The chair of the conference (America, as usual) was busy breaking up a small fight between Serbia and Montenegro, so there would be no help from that nation, but England, at least, stepped forward. "Gentlemen, and I'll use the term loosely, what the bloody hell is this? We're at a summit, talking about nothing more violent than climate change. What did you say this time, Estonia?"

Lithuania muttered a reply, loud enough for everyone to hear. "Russia is mean when he's drunk; you should know that, England." The island nation flushed, but continued to act as a moderator.

I saw this go on, and couldn't help but wonder why England thought Russia was in the right. Estonia was the one on the floor, the one glassed by a crazed nation that would rather shoot you than shake your hand. I gulped; someone had to defend the small ones. I then gathered my courage and spoke, quite politely, I might add. "England-san, I believe that Estonia's not the one at fault here. It's quite clear that Russia struck first."

The large Red nation turned to me, his violet eyes cutting me to the bone. I shuddered, holding his gaze as steadily as I could. "Ah," he whispered, somehow pleased. "I wondered when you would speak. You were always so…individualistic." Louder, he growled, "These small nations, yourself included, cannot be invited to such a conference without it being a slight to me. I see no reason not to respect a nation that was once part of Russia, that so foolishly became an independent nation."

Estonia muttered, "Your tanks were in Tallinn. You forced us to it, and we did it without a single Estonian killed." He flinched as Russia glared at him again, but continued, louder than before. "Estonia was glad to escape from the iron hand of its oppres—AUGH!" Russia had kicked him below the belt with his steel-toed boots; the smaller nation, curled in a ball of pain, was hurriedly dragged out of range by Latvia and Lithuania.

I couldn't take this! "Russia, I will ask you once. Please leave this summit if you cannot tolerate countries such as mine."

Russia's smile grew bigger. "Me, leave? Oh, no, I couldn't do that." His eyes narrowed suddenly, and his smile vanished completely. "Not without compensation." He lunged forward, and grabbed me by the hair; I shrieked in pain and surprise. Fluidly, he slid a switchblade from his white kid gloves, and --shnk—placed it next to my throat. Almost every nation watching froze.1

Russia backed towards the doors, but pulled me with him, laughing softly. I struggled to get loose, but his grip was truly one of iron. "Let me go!" I screamed. "Let me go! I have national sovereignty!"

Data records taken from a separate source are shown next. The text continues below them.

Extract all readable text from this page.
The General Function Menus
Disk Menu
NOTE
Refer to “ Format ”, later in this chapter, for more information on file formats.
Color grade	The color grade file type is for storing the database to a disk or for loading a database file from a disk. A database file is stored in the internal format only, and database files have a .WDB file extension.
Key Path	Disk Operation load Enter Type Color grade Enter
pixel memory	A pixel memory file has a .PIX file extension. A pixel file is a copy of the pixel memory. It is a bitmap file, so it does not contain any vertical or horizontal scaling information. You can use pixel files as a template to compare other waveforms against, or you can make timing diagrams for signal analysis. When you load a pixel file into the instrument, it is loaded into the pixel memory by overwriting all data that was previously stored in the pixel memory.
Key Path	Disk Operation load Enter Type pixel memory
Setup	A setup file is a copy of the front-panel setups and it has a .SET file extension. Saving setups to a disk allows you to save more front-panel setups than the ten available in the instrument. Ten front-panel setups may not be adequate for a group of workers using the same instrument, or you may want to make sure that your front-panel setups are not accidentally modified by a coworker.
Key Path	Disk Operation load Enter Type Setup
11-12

"Russia-san!" America yelled. "Put down that country immediately, or I won't trade with you for…" he went bright red for a second, then continued, "You know what I mean!2 Besides, you can't get three steps out that door!"

Russia's gaze flickered towards the door, and indeed, two guards in the blue UN security uniforms were standing there, barring his exit. He laughed, then, the gurgling laugh of a young child pulling the wings off of flies. "Is this all you can do?" he asked. He continued towards them, then as he was level with one guard, his wrist flicked out, and the man clutched at his leg and swore in a variety of languages, the switchblade imbedded in his upper thigh. Without a second's pause, Russia pulled out another one and did the same to the second man.

Russia then grabbed me by the throat; I fought to breathe, to break his grip, but it was useless. America (brave country) called one last time, "Russia! You know you can't get away with this!"

Russia's grin was back. "Oh really?" His wrist flicked towards America, and I heard the cry of pain that followed, but I was dragged from the room with my captor before I could see what had happened. All I knew for sure was that my worst dream had come true.

I, the sovereign republic of Georgia, was back under Russia's control once again.

1 Well, Italy and France were singing a song about tomatoes, but no one was paying attention to them.

2 Referring to the condom deal, of course.